Flash-fry the garlic very quickly - that means, throw it in, hastily swirl it round to break up the clumps, and pretty much immediately throw in the box tomatoes.


Swirl it briskly, at it boils and bubbles - you want to stop the garlic frying, otherwise it's just hard little flakes, and not so succulent.


Add the stock: oh, look, it hasn't finished defrosting. No problem; the heat of the tomato juice will melt it readily enough, and I'll keep breaking it into chunks with my wooden spatula, to help that along.


When the stock's all melted and the mixture is hot, and beautiful and fragrant and already so full of promise for comforting homely stews on dark nights, pour it over the other ingredients in the stew pot.


Add your 250ml of wine, remember that you also have some wine, and take a sip of your own. Propose a toast to stew.


Throw in the olives, the whole and the halved, and put the whole lot in the oven for two and a half hours.  Yes, two and a half hours.  You have a glass of wine to hand, and guitar to play, and you could possibly do some stretching or lie on the floor and listen to an entire album, and in fact, any combination of the above. Two and a half hours is a marvellous and generous amount of time. For you and the stew.

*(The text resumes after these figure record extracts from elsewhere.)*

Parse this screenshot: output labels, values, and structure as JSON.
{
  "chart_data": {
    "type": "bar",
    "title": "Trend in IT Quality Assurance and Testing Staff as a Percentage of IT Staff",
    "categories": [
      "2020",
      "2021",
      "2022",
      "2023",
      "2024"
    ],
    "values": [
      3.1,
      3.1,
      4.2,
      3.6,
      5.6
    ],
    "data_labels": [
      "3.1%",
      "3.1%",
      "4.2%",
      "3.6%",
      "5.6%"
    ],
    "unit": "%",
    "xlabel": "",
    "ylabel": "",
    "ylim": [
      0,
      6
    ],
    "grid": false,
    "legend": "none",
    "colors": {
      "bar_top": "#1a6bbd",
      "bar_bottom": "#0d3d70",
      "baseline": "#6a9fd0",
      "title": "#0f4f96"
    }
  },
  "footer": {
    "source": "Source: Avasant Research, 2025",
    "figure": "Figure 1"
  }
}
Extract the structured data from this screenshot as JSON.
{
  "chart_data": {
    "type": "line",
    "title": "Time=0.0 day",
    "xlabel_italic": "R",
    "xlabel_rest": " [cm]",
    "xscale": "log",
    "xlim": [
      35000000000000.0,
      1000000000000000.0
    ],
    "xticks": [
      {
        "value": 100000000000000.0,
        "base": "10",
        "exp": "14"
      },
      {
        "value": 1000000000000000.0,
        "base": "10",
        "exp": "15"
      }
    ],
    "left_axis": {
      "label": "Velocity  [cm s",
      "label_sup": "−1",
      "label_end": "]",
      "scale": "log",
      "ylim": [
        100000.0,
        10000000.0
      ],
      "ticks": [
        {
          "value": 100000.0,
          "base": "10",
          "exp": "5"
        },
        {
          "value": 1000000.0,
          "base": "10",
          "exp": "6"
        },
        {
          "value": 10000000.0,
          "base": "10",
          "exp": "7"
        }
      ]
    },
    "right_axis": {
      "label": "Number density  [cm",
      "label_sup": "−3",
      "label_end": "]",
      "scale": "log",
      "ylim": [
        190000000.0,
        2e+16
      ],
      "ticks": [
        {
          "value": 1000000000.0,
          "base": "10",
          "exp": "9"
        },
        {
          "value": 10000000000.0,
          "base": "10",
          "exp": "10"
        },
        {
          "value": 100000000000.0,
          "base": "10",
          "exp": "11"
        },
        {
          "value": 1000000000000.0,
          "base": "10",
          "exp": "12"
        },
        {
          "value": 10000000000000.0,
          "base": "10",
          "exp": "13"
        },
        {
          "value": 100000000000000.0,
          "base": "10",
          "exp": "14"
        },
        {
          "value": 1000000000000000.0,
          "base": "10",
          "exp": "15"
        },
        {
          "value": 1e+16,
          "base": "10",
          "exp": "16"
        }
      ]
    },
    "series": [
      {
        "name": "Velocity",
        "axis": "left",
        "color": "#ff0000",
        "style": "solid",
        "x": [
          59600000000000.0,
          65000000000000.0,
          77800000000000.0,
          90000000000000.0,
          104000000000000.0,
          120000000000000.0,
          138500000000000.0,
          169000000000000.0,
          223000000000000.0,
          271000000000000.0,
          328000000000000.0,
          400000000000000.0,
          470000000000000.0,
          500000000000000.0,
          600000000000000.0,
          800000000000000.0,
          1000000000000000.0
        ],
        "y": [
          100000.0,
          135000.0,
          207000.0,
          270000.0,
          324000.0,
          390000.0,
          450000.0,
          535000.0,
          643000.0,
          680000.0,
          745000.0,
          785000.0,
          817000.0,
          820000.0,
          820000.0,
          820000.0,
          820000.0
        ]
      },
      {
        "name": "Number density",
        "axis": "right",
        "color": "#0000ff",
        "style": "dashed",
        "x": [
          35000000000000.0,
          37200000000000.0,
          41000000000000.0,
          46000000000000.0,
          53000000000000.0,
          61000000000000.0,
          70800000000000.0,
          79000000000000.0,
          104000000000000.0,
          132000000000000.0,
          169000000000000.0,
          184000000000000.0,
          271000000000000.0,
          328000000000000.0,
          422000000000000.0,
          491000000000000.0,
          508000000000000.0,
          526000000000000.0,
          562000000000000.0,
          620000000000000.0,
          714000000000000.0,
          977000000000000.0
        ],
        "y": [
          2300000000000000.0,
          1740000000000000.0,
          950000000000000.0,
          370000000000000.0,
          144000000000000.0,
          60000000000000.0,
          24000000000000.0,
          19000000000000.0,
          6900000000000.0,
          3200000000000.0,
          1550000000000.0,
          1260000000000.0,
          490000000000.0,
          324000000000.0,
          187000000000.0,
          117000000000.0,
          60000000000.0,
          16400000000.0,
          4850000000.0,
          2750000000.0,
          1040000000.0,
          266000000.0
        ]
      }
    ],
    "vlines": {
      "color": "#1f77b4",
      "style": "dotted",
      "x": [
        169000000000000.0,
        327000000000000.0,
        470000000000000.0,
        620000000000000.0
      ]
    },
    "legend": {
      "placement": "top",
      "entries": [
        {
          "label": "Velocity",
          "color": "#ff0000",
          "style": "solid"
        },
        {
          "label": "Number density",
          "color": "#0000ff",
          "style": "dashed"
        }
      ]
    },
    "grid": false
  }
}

When its allotted time is complete, the whole house smells marvellously and comfortingly of wonderful stew, and it looks like this.  Last thing: grab a pair of scissors and cut the sausages into chunks, so they're more evenly distributed throughout the stew and the stew-liquid can seep into their warm sausagey interiors.


Lustrous, rich, gentle, soothing, with the fatty heaviness of the sausage perfectly offset by the slight bitterness of the olives and aubergines, and everything in the soothing richness of the chicken stock.

Ladle up a bowlful, I can't think what sides would possibly go with this (a mash would make it all too heavy, to my mind) and it does just beautifully on its own. And when you taste the liquid, you'll cry a little with pleasure, and understand why I was so very insistent about proper stock.